The Minnesota Opera announced Thursday that it’s creating an opera based on a novel by acclaimed Minneapolis children’s author Kate DiCamillo. It plans to stage “The Miraculous Journey of Edward Tulane,” the tale of a toy rabbit, in November 2019.
Books by rock-star writer DiCamillo have become bestsellers. They’ve amassed accolades, including two Newbery Medals. They’ve inspired big-budget movies.
But an opera? That’s new.
“It thrills me,” DiCamillo said by phone. “It’s been this little golden ball inside of me when I think about it.”
Over the past decade, the Minnesota Opera has become nationally known for launching new works, including “Silent Night,” which won a Pulitzer Prize, “The Manchurian Candidate” and an operatic adaptation of Stephen King’s “The Shining.”

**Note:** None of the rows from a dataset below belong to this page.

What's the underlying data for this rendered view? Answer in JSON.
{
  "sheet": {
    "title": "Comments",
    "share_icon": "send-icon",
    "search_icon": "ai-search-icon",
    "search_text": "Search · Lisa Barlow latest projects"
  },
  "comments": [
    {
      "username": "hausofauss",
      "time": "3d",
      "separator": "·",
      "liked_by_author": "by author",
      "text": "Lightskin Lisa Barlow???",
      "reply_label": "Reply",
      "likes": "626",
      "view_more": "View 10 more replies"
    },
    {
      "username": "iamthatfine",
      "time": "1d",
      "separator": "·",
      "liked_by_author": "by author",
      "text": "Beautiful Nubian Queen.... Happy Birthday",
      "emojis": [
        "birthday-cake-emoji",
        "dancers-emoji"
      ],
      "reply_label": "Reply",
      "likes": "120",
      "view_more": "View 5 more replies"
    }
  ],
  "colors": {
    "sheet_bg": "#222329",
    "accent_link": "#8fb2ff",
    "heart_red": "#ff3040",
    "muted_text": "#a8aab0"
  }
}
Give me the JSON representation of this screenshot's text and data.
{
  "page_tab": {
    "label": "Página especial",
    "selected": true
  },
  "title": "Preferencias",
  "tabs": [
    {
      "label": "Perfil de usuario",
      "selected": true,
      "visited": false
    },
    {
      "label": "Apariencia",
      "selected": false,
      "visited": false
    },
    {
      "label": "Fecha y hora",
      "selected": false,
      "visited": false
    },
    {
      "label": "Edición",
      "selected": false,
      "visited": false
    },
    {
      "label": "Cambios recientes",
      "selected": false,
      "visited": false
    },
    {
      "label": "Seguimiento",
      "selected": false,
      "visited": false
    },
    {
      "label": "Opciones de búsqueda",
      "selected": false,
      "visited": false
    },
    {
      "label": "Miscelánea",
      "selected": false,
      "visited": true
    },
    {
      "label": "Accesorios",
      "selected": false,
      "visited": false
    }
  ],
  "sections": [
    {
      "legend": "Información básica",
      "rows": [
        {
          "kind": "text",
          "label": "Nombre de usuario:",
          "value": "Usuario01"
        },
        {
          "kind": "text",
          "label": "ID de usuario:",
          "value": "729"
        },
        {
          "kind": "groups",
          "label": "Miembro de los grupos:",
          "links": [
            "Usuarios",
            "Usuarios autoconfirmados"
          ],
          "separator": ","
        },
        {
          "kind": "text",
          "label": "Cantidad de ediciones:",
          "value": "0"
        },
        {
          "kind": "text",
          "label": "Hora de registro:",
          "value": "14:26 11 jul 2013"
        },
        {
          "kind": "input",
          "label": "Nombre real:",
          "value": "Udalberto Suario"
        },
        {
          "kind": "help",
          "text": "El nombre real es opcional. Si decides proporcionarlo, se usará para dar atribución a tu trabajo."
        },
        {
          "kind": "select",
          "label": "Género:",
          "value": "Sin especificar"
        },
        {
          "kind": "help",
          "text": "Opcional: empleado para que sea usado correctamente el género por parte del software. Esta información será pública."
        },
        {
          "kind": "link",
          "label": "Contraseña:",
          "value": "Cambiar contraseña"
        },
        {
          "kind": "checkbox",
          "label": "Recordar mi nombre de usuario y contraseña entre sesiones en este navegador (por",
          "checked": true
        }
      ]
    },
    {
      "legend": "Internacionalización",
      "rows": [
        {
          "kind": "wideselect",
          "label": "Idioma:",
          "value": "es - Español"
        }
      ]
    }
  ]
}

But “Edward Tulane” will be the most kid-friendly of the bunch. It’s also the first one composed by a woman.
“Most new opera commissions tend to be very adult,” said artistic director Dale Johnson, taking on “hard, dramatic issues.” But opera leaders wondered whether they could create something audience members of all ages could enjoy.
“I don’t think we can just ignore the next generation of operagoers,” Johnson said. “We have a duty, really, to talk to everyone.”
The opera’s words will be penned by librettist Mark Campbell, who wrote “Silent Night” and, in 2017, premiered four new operas, including one in Minnesota. “He’s kind of our go-to guy,” Johnson said. The opera has also enlisted hip composer Paola Prestini — known for her boundary-bending works. She’s up for the challenges this story presents, Johnson said, including: “How do you make a china rabbit sing?”
Edward’s geographic and emotional journey always struck DiCamillo as operatic, she said. She remembers, years back, telling a former professor, “Wouldn’t it be spectacular if Edward Tulane became an opera?” A ridiculous idea, she thought at the time.
But the story about the china rabbit has had a crazy “life of its own,” she said.
The novel became popular in Russia, and a puppet show version was staged in Moscow.
A character in a South Korean soap opera read the book on-screen, prompting popularity in that country, too. It inspired a play here in the United States.
A classical music fan, DiCamillo loves how opera is “so dramatic and so magical.” She hopes to observe some of the opera’s creation, being backstage for key moments.
“I’m sure open to being a little mouse back there,” she said. “I would love that.”